Tesla production crimped as it gears up for new Model 3, US EV uptake questioned

Published by
Giles Parkinson

Tesla has produced an increase in EV production for the third quarter of calendar 2023, even though it fell below some market forecasts because of factory downtime as it re-gears production lines for the upgraded Model 3.

“In the third quarter, we produced over 430,000 vehicles and delivered over 435,000 vehicles,” the company said in a statement on Tuesday, US time. It produced 365,000 vehicles in the same quarter last year, but nearly 480,000 in the second quarter this year.

“A sequential decline in volumes was caused by planned downtimes for factory upgrades, as discussed on the most recent earnings call,” the company said. “Our 2023 volume target of around 1.8 million vehicles remains unchanged.”
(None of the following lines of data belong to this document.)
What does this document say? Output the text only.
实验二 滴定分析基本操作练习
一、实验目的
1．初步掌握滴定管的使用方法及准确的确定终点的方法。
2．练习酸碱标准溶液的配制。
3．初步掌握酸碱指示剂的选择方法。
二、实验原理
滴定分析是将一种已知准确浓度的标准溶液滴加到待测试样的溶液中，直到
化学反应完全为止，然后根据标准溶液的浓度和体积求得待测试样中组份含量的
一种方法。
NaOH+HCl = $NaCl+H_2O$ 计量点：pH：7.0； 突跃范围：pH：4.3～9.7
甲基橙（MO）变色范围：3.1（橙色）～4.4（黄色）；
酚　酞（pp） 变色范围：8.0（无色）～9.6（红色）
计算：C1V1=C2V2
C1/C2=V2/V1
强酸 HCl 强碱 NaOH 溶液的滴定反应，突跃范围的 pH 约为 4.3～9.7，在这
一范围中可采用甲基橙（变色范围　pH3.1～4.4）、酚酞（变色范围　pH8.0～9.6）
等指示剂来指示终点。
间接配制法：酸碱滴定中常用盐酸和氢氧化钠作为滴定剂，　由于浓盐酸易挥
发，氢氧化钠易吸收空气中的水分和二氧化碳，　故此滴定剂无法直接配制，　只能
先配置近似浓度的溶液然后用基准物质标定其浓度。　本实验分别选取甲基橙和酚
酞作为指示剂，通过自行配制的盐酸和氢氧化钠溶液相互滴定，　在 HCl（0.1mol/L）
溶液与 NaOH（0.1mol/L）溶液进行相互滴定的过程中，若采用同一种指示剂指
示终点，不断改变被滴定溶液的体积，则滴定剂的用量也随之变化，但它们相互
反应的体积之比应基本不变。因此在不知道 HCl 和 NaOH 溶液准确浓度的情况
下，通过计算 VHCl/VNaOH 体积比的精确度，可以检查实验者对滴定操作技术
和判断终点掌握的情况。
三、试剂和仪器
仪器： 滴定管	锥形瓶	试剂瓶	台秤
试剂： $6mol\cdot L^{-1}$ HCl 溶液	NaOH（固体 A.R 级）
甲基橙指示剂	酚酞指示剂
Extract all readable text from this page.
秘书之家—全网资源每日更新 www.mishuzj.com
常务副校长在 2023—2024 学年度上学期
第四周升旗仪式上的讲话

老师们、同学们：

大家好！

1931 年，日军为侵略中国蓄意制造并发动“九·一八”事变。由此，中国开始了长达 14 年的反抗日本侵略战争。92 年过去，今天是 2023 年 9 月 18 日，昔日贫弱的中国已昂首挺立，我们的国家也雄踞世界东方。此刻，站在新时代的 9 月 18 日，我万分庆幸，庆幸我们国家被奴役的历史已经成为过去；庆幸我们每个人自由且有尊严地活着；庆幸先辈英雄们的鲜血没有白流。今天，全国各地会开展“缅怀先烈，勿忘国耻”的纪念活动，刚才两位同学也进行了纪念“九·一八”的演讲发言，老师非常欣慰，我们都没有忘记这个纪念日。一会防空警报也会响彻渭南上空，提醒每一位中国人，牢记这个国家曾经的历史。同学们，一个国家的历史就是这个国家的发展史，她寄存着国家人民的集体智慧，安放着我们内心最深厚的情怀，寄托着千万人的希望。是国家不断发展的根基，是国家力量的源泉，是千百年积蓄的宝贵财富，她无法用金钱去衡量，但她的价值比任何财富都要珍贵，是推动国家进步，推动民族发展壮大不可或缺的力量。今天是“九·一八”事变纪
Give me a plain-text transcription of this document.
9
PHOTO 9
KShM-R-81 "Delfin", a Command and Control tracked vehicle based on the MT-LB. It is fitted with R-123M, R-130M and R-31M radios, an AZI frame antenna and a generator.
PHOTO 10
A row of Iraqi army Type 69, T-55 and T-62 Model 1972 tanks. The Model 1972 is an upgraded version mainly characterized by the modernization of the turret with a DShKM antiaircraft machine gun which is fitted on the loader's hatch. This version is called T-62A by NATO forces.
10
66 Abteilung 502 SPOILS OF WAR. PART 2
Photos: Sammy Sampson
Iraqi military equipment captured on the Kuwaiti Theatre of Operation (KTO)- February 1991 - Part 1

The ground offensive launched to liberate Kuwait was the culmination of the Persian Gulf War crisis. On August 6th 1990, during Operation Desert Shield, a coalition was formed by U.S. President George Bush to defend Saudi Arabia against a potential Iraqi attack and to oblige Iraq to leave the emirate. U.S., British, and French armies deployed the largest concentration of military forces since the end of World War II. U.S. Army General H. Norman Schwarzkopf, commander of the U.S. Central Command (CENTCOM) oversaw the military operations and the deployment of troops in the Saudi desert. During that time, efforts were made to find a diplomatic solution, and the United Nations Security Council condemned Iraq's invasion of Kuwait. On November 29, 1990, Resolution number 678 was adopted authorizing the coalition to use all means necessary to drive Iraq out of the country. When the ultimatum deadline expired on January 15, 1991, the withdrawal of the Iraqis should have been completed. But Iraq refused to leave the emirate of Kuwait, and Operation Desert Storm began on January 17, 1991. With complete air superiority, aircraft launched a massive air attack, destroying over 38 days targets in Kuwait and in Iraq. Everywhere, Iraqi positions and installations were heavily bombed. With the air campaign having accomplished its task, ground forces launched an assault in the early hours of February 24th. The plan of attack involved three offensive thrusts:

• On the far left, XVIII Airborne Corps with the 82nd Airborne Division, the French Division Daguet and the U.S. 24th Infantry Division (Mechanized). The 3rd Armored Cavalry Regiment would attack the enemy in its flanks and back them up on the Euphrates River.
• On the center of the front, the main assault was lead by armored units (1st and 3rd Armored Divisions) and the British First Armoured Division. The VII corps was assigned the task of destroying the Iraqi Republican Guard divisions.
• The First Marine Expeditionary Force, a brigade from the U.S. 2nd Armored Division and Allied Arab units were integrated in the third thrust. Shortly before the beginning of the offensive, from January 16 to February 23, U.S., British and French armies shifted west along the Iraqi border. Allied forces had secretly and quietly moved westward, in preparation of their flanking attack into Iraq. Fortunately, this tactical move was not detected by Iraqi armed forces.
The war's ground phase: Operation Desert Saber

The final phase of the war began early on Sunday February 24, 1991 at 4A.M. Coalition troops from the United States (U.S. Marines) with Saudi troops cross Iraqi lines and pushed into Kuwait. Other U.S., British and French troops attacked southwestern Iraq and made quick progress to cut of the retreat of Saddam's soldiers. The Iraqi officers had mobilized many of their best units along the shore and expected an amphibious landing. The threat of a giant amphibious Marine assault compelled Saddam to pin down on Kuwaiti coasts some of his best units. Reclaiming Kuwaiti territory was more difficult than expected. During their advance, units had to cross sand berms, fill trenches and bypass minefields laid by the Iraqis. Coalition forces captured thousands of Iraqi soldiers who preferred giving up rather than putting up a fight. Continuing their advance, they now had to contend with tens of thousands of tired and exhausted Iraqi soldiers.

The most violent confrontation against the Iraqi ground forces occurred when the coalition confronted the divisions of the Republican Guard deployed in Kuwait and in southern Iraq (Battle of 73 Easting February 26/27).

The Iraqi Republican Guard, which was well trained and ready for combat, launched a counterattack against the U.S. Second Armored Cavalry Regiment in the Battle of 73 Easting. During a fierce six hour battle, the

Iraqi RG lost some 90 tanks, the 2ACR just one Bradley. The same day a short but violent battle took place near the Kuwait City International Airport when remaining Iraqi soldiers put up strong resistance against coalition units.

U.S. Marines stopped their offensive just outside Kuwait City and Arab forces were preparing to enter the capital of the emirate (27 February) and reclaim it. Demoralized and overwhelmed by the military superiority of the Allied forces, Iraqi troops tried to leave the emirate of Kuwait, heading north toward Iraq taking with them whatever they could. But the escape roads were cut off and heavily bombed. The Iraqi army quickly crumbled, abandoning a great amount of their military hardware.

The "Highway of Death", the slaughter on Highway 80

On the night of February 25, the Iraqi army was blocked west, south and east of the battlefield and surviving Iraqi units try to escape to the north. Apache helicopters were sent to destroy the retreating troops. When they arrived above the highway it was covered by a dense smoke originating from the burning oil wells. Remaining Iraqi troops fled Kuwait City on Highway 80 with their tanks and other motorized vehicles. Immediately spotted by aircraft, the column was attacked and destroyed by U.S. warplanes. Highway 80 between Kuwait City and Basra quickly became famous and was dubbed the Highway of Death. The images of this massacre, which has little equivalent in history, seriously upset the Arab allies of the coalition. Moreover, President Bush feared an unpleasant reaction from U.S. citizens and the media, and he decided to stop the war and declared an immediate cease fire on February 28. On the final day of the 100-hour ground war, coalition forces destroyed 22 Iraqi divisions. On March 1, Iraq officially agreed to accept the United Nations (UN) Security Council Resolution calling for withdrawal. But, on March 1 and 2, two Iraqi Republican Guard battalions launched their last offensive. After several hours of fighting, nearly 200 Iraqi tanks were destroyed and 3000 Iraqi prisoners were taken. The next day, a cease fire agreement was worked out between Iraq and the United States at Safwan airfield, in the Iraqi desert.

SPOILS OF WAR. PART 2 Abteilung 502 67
Analysts had been expecting production numbers of around 465,000 for the quarter, and some – such as Morgan Stanley – had predicted annual production numbers of 1.86 million, with some – prompted by hints from CEO Elon Musk – suggesting up to two million for the year.

But analysts at Morgan Stanley is cautious about the growth of the EV market, particularly in the US, where it says the supply of EVs exceeds demand in key pockets.

It predicts production in 2024 to grow to nearly 2.5 million units, but says continued price cuts will slash Tesla’s operating margin to below 10 per cent in both the third and fourth quarters, compared to 10.5 per cent in the first quarter and 16.8 per cent for the 2022/23 calendar year that ended June 30.

Morgan Stanley says EV penetration may disappoint some investors in coming years, due to what it describes as the “hidden costs” of the transition.

It points too the lack of preparation for legacy car makers, who have yet to prove their viability of their EV production, signs of a fall in EV preferences, and “downstream” concerns including the cost of repairs from damaged vehicles, insurance and dealership issues.

“We anticipate the ‘friction costs’ around EV adoption to get greater amounts of attention through the end of the year,” it noted.

“Despite some ‘teething issues’ we note there are clear maintenance and cost of ownership advantages for EVs vs ICE (internal combustion vehicles), the Morgan Stanley analysts wrote.

“But only when the downstream service infrastructure can be adequately scaled to accommodate the initial rapid growth of the new electrical architectures.

Tesla is due to release its third quarter financial results on October 18, US time.